A spring of natural length $0.50\,\text{m}$ and spring constant $k = 100\,\text{N}\,\text{m}^{-1}$ hangs vertically. A mass $m = 2.0\,\text{kg}$ is attached to the free end and released from rest when the spring is at its natural length.

(a) Calculate the equilibrium position and show that the mass undergoes SHM about this position.

(b) Calculate the amplitude, maximum speed, and period of the oscillation.

(c) Calculate the spring extension when the mass is at its lowest point, and verify using energy conservation that this equals the equilibrium extension plus the amplitude.

Take $g = 9.81\,\text{m}\,\text{s}^{-2}$.

Solution:

(a) At equilibrium: $T = mg$, so $kx_0 = mg$:

$x_0 = \frac{mg}{k} = \frac{2.0 \times 9.81}{100} = 0.1962\,\text{m}$

The equilibrium position is $0.1962\,\text{m}$ below the natural length.

When the mass is at displacement $y$ below the equilibrium position, the net force (taking downward as positive):

$F = mg - k(x_0 + y) = mg - kx_0 - ky = -ky$

Since $F = ma$ and $F = -ky$:

$a = -\frac{k}{m}y$

This is SHM with $\omega^2 = k/m$ and equilibrium at $x_0$.

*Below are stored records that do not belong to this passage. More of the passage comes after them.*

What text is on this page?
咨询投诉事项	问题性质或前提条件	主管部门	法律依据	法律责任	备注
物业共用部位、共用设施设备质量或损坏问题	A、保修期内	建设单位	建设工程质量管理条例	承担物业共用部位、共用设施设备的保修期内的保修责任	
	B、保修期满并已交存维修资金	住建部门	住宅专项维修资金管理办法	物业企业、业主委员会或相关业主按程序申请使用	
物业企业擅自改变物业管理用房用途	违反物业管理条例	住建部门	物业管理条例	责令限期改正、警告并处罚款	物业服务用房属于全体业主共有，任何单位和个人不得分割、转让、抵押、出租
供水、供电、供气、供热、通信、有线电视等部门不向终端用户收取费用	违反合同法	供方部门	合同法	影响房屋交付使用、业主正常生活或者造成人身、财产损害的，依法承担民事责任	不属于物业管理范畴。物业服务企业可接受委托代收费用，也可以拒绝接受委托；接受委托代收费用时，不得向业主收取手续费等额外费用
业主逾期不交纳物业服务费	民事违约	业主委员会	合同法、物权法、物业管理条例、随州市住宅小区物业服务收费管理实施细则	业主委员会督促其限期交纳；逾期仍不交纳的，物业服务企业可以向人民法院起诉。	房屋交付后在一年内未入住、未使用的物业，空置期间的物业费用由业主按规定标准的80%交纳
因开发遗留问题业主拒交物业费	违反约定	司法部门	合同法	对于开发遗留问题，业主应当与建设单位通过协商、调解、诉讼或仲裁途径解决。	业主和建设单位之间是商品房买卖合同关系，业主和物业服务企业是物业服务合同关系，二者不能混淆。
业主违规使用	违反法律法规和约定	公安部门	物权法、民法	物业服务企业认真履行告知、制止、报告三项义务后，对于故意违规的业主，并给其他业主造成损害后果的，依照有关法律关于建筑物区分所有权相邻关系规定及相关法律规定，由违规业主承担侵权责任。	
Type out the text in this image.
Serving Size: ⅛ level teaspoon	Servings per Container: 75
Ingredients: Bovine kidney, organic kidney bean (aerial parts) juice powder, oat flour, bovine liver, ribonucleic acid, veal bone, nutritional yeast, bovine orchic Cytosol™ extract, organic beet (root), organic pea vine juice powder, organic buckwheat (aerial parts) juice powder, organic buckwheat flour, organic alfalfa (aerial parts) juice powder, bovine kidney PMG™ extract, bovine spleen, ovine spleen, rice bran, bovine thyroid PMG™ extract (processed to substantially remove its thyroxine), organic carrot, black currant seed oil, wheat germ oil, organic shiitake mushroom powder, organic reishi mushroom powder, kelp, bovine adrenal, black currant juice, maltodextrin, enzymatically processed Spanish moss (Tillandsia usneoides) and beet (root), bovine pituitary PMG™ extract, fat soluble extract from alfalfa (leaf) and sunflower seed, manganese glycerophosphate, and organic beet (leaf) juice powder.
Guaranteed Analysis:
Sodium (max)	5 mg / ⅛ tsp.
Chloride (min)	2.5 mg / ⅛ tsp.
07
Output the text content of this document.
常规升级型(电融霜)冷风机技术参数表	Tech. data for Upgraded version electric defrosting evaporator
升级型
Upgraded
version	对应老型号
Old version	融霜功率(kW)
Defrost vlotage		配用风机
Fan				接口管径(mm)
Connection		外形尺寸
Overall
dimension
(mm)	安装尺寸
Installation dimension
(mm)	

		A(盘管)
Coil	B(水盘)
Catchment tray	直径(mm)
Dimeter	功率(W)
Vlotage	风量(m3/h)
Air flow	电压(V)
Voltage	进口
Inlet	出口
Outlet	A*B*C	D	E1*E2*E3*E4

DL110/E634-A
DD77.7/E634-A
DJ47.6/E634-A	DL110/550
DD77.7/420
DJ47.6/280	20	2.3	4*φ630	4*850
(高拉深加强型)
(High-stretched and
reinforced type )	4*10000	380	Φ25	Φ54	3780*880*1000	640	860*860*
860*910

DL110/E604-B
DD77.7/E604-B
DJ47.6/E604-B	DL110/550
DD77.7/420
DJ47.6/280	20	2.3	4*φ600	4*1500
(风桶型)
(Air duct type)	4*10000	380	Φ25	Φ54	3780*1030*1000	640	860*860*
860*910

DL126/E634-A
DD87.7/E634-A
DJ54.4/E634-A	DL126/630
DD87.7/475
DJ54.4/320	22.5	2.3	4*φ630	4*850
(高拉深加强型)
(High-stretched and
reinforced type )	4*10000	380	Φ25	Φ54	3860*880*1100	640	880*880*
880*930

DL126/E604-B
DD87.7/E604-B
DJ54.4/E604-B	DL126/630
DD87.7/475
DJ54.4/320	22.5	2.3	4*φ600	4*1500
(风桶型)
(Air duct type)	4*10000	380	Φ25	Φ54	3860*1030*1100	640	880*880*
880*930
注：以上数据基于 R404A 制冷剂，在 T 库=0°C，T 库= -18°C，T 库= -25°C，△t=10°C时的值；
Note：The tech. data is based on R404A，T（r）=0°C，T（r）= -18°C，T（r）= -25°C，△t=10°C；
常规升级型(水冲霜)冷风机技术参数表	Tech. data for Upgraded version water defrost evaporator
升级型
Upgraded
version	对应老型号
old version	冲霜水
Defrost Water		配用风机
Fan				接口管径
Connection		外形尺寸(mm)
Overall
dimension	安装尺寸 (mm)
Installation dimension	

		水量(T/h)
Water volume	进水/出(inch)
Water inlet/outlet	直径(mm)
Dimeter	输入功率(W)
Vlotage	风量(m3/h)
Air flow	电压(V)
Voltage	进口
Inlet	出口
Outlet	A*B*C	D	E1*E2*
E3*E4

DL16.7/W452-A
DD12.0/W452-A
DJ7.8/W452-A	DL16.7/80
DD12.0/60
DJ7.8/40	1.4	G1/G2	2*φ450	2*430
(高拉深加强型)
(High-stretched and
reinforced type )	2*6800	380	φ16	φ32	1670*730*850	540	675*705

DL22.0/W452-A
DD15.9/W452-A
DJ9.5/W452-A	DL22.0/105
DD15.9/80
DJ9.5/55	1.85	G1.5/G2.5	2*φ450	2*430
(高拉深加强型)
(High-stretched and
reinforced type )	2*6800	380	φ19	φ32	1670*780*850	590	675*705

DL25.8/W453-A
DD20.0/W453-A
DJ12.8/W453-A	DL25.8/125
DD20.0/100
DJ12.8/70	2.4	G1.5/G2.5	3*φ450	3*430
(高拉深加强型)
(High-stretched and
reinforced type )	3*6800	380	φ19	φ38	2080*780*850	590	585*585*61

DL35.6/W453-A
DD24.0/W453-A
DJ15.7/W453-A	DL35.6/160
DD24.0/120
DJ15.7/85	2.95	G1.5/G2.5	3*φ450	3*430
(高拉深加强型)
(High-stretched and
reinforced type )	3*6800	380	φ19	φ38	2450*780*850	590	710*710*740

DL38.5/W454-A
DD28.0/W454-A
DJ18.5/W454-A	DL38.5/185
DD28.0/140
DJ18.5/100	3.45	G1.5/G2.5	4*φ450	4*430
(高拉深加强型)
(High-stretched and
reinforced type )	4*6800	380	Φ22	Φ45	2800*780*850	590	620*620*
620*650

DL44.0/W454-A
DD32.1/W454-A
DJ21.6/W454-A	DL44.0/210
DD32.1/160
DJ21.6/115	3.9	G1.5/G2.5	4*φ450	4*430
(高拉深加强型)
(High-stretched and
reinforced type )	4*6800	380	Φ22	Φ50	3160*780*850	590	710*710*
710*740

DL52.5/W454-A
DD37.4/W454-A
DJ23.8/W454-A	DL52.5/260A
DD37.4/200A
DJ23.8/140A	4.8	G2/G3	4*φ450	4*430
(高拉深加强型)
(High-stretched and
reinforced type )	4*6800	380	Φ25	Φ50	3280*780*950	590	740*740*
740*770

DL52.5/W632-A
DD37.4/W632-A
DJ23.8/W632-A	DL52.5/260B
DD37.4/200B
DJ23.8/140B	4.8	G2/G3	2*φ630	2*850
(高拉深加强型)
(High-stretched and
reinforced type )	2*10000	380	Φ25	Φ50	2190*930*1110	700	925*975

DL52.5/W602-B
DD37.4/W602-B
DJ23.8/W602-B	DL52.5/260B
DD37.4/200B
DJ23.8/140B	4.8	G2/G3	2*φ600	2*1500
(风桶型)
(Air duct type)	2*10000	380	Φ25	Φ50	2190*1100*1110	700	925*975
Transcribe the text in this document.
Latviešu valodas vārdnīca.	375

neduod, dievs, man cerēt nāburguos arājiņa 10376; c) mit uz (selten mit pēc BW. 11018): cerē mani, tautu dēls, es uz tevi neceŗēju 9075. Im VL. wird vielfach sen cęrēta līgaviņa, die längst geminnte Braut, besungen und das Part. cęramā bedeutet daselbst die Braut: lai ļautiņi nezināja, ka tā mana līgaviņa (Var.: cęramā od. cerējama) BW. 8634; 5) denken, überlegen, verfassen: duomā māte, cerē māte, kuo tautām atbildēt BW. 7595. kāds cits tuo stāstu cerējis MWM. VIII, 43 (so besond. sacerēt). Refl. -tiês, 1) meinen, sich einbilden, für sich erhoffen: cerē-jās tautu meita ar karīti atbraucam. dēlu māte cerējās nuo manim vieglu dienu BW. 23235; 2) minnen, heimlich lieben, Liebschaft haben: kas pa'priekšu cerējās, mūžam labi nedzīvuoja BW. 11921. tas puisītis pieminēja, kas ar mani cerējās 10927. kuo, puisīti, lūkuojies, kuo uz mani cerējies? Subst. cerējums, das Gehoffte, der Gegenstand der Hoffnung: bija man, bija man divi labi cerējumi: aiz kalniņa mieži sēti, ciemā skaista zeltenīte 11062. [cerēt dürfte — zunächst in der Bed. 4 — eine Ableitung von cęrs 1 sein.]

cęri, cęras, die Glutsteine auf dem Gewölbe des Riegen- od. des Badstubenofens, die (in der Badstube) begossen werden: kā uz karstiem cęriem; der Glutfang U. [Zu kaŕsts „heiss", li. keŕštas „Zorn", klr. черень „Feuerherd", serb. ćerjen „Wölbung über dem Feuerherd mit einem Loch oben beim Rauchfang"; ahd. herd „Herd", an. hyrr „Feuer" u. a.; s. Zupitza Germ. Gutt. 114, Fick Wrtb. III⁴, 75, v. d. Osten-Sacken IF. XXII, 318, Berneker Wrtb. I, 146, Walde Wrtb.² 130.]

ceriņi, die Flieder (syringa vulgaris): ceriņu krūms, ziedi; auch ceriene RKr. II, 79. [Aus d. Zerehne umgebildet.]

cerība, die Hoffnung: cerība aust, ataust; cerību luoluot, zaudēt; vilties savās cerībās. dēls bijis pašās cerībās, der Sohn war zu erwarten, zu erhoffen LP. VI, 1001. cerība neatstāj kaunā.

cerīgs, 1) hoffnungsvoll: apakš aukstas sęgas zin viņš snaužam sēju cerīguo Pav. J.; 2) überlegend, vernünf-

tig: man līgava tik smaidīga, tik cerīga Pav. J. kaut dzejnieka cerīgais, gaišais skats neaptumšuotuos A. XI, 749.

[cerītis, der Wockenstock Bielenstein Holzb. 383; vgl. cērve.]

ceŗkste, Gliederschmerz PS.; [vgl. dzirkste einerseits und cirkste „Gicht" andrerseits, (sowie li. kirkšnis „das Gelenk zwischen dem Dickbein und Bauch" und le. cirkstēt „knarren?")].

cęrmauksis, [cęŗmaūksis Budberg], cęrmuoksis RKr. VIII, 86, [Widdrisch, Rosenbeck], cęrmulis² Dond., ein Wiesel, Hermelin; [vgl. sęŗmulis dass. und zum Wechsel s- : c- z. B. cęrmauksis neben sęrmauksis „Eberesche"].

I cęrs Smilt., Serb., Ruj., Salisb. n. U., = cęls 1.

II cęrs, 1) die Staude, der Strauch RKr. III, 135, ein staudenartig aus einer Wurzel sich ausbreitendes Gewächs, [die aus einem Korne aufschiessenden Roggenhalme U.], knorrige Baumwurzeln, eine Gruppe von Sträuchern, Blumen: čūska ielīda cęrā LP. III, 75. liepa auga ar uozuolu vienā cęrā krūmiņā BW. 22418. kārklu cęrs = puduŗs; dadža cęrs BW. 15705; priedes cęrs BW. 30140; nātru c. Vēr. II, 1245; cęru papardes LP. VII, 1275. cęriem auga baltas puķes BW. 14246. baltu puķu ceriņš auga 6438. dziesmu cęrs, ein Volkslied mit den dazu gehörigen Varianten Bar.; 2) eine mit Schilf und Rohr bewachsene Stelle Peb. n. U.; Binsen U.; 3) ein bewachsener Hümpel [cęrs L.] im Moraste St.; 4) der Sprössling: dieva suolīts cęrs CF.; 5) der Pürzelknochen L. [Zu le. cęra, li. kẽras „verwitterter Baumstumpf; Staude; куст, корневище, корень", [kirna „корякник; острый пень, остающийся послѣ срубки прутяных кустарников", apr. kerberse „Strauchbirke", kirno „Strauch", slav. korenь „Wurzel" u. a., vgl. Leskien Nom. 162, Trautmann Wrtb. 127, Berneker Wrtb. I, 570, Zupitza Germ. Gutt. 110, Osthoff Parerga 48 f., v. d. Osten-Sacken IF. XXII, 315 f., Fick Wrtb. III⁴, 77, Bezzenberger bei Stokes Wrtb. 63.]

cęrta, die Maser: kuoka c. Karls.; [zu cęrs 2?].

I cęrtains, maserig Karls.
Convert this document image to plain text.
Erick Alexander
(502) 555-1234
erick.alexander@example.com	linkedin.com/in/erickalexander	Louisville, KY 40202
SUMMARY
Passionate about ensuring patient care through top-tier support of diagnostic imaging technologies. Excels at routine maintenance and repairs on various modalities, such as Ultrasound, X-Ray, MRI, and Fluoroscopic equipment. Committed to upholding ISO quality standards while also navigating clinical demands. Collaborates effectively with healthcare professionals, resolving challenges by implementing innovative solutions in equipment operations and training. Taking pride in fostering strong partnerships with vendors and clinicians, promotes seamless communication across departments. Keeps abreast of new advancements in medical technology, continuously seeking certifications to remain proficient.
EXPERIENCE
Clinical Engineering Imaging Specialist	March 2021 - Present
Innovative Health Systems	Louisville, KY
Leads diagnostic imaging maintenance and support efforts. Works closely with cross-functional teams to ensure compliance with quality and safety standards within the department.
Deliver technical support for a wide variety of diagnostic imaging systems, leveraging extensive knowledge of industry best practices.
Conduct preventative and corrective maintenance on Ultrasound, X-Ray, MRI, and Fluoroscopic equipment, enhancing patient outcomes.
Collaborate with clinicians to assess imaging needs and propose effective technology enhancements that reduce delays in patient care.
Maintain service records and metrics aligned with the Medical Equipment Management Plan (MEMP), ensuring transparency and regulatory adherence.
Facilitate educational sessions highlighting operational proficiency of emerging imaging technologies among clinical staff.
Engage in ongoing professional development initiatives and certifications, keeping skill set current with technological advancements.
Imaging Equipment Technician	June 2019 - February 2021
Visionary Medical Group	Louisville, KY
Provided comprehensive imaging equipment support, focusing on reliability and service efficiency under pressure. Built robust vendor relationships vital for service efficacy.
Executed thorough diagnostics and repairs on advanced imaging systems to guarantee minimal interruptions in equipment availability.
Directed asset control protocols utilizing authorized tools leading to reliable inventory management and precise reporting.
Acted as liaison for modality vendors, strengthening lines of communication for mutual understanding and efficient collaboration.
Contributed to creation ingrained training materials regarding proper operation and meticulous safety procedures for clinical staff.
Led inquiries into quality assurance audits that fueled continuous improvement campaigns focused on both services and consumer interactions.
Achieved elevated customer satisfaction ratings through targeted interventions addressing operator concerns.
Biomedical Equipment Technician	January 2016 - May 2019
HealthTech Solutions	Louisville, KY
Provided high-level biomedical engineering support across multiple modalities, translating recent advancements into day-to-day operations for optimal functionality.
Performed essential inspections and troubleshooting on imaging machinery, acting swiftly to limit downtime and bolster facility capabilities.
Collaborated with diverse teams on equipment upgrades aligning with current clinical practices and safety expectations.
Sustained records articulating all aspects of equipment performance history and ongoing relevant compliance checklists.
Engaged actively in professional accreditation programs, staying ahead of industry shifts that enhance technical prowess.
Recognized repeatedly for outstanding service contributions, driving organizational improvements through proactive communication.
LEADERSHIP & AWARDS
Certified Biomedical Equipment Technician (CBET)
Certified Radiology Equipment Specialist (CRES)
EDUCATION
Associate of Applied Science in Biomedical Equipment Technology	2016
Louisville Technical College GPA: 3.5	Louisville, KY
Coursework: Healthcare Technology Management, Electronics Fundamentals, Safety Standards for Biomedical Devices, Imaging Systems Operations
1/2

(b) The mass is released from the natural length, which is $x_0 = 0.1962\,\text{m}$ above the equilibrium position. So the amplitude is:

$A = x_0 = 0.1962\,\text{m}$

Maximum speed: $v_{\max} = A\omega = A\sqrt{k/m} = 0.1962 \times \sqrt{50} = 0.1962 \times 7.07 = 1.387\,\text{m}\,\text{s}^{-1}$

Period: $T = 2\pi/\omega = 2\pi\sqrt{m/k} = 2\pi\sqrt{0.02} = 2\pi \times 0.1414 = 0.889\,\text{s}$

(c) Maximum extension = equilibrium extension + amplitude:

$x_{\max} = x_0 + A = 0.1962 + 0.1962 = 0.3924\,\text{m}$

Verification using energy conservation:

At the natural length (release point), all energy is gravitational PE (taking equilibrium as reference):

$E = mgA = 2.0 \times 9.81 \times 0.1962 = 3.851\,\text{J}$

At the lowest point (extension $x_{\max}$), all energy is elastic PE minus gravitational PE:

$\frac{1}{2}kx_{\max}^2 - mgx_{\max} = \frac{1}{2} \times 100 \times x_{\max}^2 - 19.62x_{\max}$

Setting equal to initial energy (at natural length, all energy is $mgx_{\max}$... but we need to be careful with reference).

Using the total energy approach from the release point (natural length, zero spring PE, zero KE, height = $x_{\max}$ above lowest point):

$mgx_{\max} = \frac{1}{2}kx_{\max}^2$

$x_{\max} = \frac{2mg}{k} = 2x_0 = 0.3924\,\text{m}$

This confirms: $x_{\max} = 2x_0 = x_0 + A = 0.1962 + 0.1962 = 0.3924\,\text{m}$.